The Deutsche Oper Chorus, under the direction of Jeremy Bines, is to be highly commended. Despite their abject misuse by both the director and choreographer, the chorus sang marvelously and added mightily to the evening's success.
The cast of Pagliacci was uniformly superior to that of Cavalleria rusticana. Erika Grimaldi and Thomas Lehman, despite the ludicrousness of the stage direction, provided the musical highlight of the evening with their passionate duet, "Silvio! A quest' ora," filling the cavernous theater with thrilling piano and pianissimo singing.
As Canio, Vladimir Galouzine sang with dramatic integrity and intensity. At the beginning of the evening, his middle register was somewhat leathery, but his high notes were never short of glorious. Mr. Galouzine truly came into his own during the spellbinding final scene "No, Pagliaccio non so!" As Beppo, lyric Tenor, Andrew Dickinson showed great promise.

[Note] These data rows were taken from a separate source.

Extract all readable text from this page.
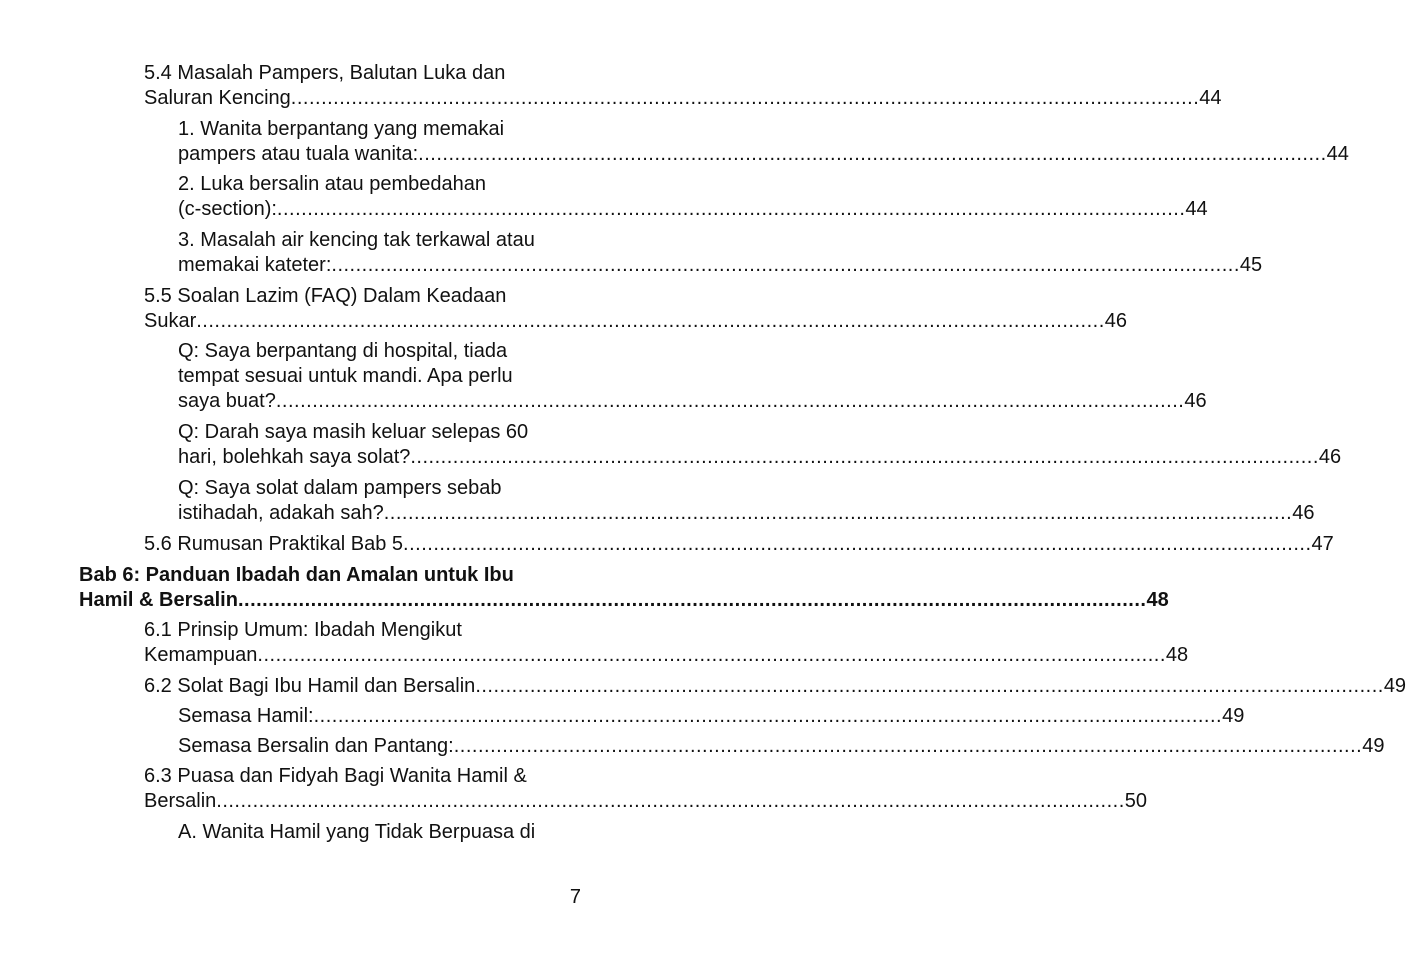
5.4 Masalah Pampers, Balutan Luka dan
Saluran Kencing .....	44
1. Wanita berpantang yang memakai
pampers atau tuala wanita: .....	44
2. Luka bersalin atau pembedahan
(c-section): .....	44
3. Masalah air kencing tak terkawal atau
memakai kateter: .....	45
5.5 Soalan Lazim (FAQ) Dalam Keadaan
Sukar .....	46
Q: Saya berpantang di hospital, tiada
tempat sesuai untuk mandi. Apa perlu
saya buat? .....	46
Q: Darah saya masih keluar selepas 60
hari, bolehkah saya solat? .....	46
Q: Saya solat dalam pampers sebab
istihadah, adakah sah? .....	46
5.6 Rumusan Praktikal Bab 5 .....	47
Bab 6: Panduan Ibadah dan Amalan untuk Ibu
Hamil & Bersalin .....	48
6.1 Prinsip Umum: Ibadah Mengikut
Kemampuan .....	48
6.2 Solat Bagi Ibu Hamil dan Bersalin .....	49
Semasa Hamil: .....	49
Semasa Bersalin dan Pantang: .....	49
6.3 Puasa dan Fidyah Bagi Wanita Hamil &
Bersalin .....	50
A. Wanita Hamil yang Tidak Berpuasa di
7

In contrast to Pagliacci, throughout Cavalleria, there was not one moment of genuine emotion coming across the footlights. Vocally, Tatiana Meinychencko is an ideal Santuzza, singing with a plush soprano that easily rode above both orchestra and chorus. Unfortunately, Ms. Meinychencko was plagued with a costume designed by Robert Innes Hopkins, (who was also responsible for the set) that was most uncomplimentary to her figure. Additionally, she needs the discipline and support of a strong stage director. Her performance style is better suited to silent movie histrionics than any type of naturalistic emoting and was at times laughable in its exaggeration. Gaston Rivero has a serviceable Tenor and played Turiddu as a boorish lout. His great dramatic aria "Mamma, quel vino e generoso" left this viewer cold. Dallbor Jenis, who played both Alfio and Tonio in Pagliacci acquitted himself better in the latter as in the former. Mr. Jenis sounded as if he were a bit under the weather, and was fighting a scratchy throat throughout the evening. One hopes that is the case.
If one closed ones' eyes, there were pleasures to be had at the Deutsche Oper. Given the great verismo storytelling that should have been on display onstage, this is damning praise indeed.